Dois projetos de parcerias estratégicas coordenados pela Universidade de Coimbra conquistaram financiamento europeu de 630 mil euros, no âmbito do programa Erasmus + (Ação-chave 2 – cooperação para a inovação e o intercâmbio de boas práticas). Um – coordenado por João Paulo Fernandes, do Departamento de Engenharia Informática da Faculdade de Ciências e Tecnologia (FCTUC) – pretende promover a sustentabilidade no desenvolvimento de software informático. E o outro – coordenado por Dulce Lopes, da Faculdade de Direito (FDUC) – quer incentivar a realização de Iniciativas de Cidadania Europeia.

Ambos os projetos assumem, principalmente, um carácter formativo.

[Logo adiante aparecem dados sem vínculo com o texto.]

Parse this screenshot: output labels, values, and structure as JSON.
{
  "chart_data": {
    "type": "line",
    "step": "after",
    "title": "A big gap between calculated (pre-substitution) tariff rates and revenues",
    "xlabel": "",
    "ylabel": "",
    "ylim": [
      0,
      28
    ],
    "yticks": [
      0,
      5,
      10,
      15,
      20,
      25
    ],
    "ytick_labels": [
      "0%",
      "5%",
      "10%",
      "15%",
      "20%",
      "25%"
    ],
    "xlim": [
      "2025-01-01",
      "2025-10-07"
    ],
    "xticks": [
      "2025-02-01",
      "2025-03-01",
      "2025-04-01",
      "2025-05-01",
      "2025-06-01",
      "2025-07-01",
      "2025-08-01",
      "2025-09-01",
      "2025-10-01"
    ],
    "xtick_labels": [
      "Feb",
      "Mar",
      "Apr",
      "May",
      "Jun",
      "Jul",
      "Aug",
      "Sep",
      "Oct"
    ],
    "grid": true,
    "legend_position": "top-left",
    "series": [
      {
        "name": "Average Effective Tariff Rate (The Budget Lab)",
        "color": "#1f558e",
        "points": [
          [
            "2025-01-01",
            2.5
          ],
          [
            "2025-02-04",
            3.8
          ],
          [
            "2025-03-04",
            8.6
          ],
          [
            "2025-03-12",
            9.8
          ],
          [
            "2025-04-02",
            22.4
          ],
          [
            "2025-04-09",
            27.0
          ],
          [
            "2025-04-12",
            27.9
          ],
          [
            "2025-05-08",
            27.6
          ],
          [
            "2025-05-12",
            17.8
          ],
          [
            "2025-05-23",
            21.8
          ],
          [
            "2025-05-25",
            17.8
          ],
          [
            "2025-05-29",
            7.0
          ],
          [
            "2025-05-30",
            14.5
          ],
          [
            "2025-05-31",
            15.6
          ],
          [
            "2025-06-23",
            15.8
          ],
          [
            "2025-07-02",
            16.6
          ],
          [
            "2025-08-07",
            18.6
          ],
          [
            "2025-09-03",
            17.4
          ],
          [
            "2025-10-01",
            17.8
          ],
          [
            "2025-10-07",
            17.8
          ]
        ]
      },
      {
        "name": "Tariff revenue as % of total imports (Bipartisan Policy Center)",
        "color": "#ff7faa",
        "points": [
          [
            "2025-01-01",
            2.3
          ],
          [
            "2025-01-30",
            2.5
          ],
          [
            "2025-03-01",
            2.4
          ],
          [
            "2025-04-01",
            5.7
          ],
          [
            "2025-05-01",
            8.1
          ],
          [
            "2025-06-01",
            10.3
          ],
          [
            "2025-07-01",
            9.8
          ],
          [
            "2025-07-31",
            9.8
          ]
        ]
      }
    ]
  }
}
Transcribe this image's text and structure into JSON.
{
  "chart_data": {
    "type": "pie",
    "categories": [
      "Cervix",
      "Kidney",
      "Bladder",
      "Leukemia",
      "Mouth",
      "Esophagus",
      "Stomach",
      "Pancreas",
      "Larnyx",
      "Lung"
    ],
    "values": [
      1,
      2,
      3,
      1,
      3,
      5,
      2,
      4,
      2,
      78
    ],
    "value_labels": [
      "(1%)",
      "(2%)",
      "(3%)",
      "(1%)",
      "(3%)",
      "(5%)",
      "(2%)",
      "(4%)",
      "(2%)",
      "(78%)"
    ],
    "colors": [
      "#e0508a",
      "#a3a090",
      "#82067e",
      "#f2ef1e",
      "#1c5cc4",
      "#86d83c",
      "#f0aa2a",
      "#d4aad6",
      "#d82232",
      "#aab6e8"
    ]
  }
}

O “SUSTRAINABLE – Promoting Sustainability as Fundamental Driver in Software Development Training and Education” – que junta 10 parceiros, de sete países, e vai receber cerca de 350 mil euros – surge da “crescente preocupação global com as questões de sustentabilidade ambiental, que ainda não está refletida nos currículos de ensino superior na área da engenharia informática”, explica João Paulo Fernandes.

O objetivo da equipa do investigador e docente da FCTUC – com investigação realizada neste domínio – é produzir e partilhar conhecimento que permita promover a sustentabilidade na produção de software (que consuma menos recursos energéticos) e integrar estas preocupações ambientais nas estruturas curriculares da área da informática. “Controlar o software é crucial para reduzir a cada vez maior pegada energética dos sistemas de Tecnologias de Informação e Comunicação. O projeto SUSTRAINABLE defende a introdução de todas as facetas da sustentabilidade como uma preocupação principal no desenvolvimento de software. Queremos que estes factores sejam um tópico importante na formação dos engenheiros informáticos do futuro”, nota João Paulo Fernandes.

Por sua vez, o projeto “ECI: From A to Z: European Citizens’ Initiative: A Tool for Engagement and Active Citizenship” – que junta quatro parceiros, de quatro países, e vai receber cerca de 280 mil euros – “pretende envolver estudantes do ensino superior na produção de Iniciativas de Cidadania Europeia, procurando desenvolver a sua consciência europeia”, esclarece Dulce Lopes. “A ideia é colocar os estudantes a debater e a agruparem-se na defesa de um projeto comum de Iniciativa de Cidadania Europeia [proposta legislativa que um grupo de cidadãos pode apresentar à Comissão Europeia]. Vão ter de arranjar um tema que interesse a todos e apresentá-lo de forma consolidada”, refere a docente e investigadora da FDUC.

Além de “despertar a ideia de consciência europeia, aludindo aos valores que partilhamos”, este projeto de formação tem igualmente uma vertente inclusiva, já que deverá incluir, pelo menos, 33% de alunos com alguma vulnerabilidade em cada grupo de estudantes que vai procurar desenvolver uma Iniciativa de Cidadania Europeia. “O ECI: From A to Z é o terreno ideal para promover o envolvimento e a participação de alunos na construção comunitária, desenvolvendo novas formas e instrumentos práticos de cidadania ativa e inclusiva”, completa Dulce Lopes.

Para o Vice-Reitor da UC para as Relações Externas e Alumni, João Nuno Calvão da Silva,  a conquista de financiamento por estes projetos apresentados no âmbito do programa Erasmus + “confirma a excelência dos nossos investigadores e dos serviços técnicos de apoio às candidaturas e sua monitorização”. “Num ano particularmente difícil em matéria de internacionalização, trata-se de mais uma ótima notícia, na linha dos apreciáveis financiamentos garantidos para a mobilidade de docentes, alunos e pessoal técnico”, conclui o Vice-Reitor.